The bill also removes a requirement that any abortion after 24 weeks take place in a hospital, rather than a clinic, making these 3 day labor-and-delivery of a dead child much more dangerous for the woman.
Additionally, it nixes a requirement that a 12 or 15 year old girl seeking an abortion get permission from a parent or a judge.
Constitutional law scholar, Erika Bachiochi, when asked for comment, said: "I am sure that the good and reasonable people of the Commonwealth are going to see [s.1209] for what it is: a deregulating measure so extreme that it would erase not only reasonable regulations that ought to accompany any medical procedure, but the very parties to the procedure itself.

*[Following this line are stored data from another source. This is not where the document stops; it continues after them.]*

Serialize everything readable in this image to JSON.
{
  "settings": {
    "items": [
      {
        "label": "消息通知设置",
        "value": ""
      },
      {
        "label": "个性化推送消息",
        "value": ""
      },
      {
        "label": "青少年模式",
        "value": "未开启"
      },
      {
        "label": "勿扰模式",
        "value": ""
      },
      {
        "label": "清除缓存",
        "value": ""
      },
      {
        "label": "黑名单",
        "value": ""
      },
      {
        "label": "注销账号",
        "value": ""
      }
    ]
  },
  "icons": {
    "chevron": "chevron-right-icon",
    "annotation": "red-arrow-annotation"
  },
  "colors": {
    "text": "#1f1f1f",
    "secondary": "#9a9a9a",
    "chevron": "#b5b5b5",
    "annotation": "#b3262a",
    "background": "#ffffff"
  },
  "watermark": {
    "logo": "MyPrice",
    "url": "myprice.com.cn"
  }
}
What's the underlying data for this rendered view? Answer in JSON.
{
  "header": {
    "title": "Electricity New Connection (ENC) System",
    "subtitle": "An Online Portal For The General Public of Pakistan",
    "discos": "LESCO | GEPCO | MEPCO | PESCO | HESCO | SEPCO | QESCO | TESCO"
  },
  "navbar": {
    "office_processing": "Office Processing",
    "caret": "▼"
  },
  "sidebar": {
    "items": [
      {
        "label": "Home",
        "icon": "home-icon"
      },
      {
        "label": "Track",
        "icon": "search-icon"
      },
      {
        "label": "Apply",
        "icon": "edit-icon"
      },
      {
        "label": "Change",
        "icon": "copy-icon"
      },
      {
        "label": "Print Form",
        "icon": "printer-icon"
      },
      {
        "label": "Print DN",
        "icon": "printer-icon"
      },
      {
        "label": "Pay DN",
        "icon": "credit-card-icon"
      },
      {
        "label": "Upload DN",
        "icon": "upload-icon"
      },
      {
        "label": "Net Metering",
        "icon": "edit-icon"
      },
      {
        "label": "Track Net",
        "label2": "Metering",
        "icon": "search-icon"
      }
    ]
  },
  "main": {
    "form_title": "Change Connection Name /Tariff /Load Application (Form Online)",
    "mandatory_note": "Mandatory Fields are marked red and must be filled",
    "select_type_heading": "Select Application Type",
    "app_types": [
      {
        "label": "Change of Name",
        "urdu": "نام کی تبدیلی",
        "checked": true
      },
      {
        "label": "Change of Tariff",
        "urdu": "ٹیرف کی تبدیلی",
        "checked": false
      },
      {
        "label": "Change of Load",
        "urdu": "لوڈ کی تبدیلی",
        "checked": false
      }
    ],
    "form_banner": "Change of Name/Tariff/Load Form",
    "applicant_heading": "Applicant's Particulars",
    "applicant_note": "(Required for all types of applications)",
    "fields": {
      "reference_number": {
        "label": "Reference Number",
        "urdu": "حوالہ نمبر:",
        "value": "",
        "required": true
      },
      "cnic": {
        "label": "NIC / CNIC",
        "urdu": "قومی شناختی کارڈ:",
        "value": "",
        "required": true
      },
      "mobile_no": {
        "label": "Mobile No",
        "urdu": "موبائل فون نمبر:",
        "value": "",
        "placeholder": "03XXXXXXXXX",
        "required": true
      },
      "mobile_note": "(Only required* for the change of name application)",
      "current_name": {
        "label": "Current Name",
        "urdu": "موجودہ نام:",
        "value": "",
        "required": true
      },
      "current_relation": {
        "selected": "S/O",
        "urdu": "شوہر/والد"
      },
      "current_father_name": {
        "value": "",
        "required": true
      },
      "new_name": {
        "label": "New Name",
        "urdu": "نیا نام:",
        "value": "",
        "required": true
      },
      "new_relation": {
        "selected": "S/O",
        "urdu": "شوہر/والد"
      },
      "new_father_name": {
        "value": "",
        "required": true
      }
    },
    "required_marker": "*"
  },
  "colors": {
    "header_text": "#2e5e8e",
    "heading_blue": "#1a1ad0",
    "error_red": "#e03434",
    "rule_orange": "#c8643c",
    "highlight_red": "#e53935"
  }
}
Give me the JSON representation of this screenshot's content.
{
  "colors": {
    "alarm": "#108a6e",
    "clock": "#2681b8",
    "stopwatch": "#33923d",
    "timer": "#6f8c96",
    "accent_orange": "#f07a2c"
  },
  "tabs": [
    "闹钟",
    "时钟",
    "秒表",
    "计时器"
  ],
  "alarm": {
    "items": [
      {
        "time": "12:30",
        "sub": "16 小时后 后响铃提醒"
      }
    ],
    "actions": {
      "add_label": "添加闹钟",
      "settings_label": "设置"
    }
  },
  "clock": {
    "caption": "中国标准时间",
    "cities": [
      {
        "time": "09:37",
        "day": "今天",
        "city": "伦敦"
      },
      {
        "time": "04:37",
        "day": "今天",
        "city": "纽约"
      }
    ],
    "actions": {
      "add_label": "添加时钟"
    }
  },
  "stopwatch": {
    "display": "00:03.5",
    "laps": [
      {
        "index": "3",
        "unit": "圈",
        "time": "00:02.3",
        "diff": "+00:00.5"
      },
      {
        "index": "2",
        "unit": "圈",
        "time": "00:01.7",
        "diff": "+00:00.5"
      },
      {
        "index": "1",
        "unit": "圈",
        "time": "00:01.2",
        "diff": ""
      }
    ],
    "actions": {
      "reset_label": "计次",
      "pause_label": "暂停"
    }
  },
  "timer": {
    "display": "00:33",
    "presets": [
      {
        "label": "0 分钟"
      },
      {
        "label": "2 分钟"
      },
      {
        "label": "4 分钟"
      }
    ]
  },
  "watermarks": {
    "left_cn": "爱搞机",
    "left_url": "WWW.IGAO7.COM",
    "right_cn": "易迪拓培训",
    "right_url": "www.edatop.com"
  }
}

When the law can no longer name the nascent and vulnerable “unborn child” who is the object of an abortion -- or even the “woman” who seeks one out, referring only to her “uterus” – we have empowered not pregnant women in trying circumstances, but the abortion industry, which like every other profit-hungry industry, seeks to become more and more unaccountable to the law."
This bill is one in a strew of proposed laws presented in wake of fears that current administration will overturn Roe v. Wade.
But when the extremely pro-abortion governor nixes it, you know you have a killer.
Look up a full analysis of S.1209 here.
Though the Gov. Baker may be taking the common sense road, his veto can be overidden: Two-thirds of members present in both chambers must vote to override a veto. If all members are in attendance, this is 107 of the 160 members in the Massachusetts House of Representatives and 27 of the 40 members in the Massachusetts State Senate. Massachusetts is one of 36 states that requires a two-thirds vote from both of its legislative chambers to override a veto.